SeaWorld fights Cal/OSHA in court
Theme park company says killer whale trainers are safe
The company that operates SeaWorld theme parks and the California agency responsible for protecting the state’s workers are clashing in court. SeaWorld Entertainment is contesting four citations issued by California’s Division of Occupational Safety and Health in April alleging that measures used to protect employees who work closely with killer whales are insufficient.
Proposed penalties for the citations are $25. The company reported sales of $606 million for the first six months of the year.
The legal proceedings are playing out against a larger backdrop that includes the 2010 drowning death of killer whale trainer Dawn Brancheau, who was killed by a 12,000-pound orca in front of a horrified Orlando audience, the release of “Blackfish,” a documentary film which was heavily critical of the theme park’s treatment of captive animals and social media-amplified incidents like a recommendation by Harry Styles of the band One Direction to boycott SeaWorld.
The company has modified procedures since Brancheau’s death. While killer whales and trainers no longer perform together during shows, their behind-the-scenes training and interactions lack adequate safeguards, according to Cal/OSHA.
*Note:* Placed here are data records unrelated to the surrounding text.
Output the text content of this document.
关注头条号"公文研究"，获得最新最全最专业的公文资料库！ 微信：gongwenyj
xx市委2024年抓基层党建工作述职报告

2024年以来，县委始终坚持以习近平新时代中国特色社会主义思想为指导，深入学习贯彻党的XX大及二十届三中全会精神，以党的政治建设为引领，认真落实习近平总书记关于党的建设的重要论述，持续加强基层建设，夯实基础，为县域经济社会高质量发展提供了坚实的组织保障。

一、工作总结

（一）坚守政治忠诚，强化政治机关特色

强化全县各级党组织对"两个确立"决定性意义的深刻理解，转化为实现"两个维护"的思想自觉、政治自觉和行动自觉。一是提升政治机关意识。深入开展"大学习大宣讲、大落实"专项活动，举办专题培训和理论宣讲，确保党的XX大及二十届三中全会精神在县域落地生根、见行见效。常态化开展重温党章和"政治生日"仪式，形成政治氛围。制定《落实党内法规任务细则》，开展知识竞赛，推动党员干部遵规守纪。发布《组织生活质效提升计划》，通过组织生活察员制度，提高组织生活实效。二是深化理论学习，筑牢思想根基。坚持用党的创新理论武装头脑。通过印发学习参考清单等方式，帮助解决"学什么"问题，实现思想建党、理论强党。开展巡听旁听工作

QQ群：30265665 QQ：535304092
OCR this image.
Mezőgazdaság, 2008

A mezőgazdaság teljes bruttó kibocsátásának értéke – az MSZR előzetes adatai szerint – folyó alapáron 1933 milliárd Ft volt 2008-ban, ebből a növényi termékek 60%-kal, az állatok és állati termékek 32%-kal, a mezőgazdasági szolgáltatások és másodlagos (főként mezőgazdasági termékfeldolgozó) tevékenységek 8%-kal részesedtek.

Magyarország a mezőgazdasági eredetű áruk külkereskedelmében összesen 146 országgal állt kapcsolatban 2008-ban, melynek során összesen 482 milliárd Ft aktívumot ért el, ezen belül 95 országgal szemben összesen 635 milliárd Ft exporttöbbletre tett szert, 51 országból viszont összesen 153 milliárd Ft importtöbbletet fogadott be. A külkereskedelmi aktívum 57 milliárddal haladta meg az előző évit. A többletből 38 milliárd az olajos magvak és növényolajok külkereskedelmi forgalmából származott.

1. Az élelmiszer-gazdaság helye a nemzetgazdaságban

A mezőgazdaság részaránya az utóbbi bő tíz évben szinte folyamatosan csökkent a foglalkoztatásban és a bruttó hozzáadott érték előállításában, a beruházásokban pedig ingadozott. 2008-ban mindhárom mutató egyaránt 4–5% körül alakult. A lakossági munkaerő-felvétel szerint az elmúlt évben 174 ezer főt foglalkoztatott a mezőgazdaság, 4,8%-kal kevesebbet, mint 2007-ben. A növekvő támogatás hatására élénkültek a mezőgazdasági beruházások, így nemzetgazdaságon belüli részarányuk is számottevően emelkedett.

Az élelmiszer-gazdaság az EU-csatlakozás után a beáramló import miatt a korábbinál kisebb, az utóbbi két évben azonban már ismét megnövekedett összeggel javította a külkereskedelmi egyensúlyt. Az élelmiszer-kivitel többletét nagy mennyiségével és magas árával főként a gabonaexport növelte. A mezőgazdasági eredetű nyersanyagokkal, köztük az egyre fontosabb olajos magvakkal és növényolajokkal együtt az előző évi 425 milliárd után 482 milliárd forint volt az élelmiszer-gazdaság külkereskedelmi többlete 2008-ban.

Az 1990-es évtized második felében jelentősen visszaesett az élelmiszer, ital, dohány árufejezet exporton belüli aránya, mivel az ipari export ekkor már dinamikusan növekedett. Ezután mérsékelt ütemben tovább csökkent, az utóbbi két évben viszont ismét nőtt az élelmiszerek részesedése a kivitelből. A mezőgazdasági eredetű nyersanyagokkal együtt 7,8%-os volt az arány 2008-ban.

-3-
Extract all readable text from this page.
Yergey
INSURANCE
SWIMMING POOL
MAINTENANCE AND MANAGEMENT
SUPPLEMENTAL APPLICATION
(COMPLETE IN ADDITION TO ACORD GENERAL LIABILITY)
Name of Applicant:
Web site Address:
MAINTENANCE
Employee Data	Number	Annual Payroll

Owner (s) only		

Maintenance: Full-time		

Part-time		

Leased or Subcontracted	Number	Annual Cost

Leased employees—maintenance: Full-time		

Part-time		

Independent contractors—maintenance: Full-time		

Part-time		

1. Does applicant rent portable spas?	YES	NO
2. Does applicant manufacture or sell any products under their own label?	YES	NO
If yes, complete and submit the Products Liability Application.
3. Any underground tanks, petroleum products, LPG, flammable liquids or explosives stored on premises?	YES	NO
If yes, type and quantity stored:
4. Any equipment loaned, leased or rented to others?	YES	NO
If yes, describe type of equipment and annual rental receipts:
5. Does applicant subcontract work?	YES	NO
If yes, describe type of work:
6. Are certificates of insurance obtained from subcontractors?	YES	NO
According to news sources, SeaWorld attorney Larry Iser accused the state of being influenced by an anti-SeaWorld agenda promoted by animal rights activists. Iser said he would show that the park has physical features in place to protect workers and uses veterinarians to ensure that interactions between people and whales are safe.
Division of Occupational Safety and Health Attorney Melissa Peters contended that the park’s procedures do not protect those who must work in close proximity to killer whales.
SeaWorld contested the citations it received for conditions leading to Brancheau's death. It lost that court battle and was ordered to make changes to better protect employees. It appealed the court's decision and lost the appeal.
The current legal proceedings are expected to be lengthy.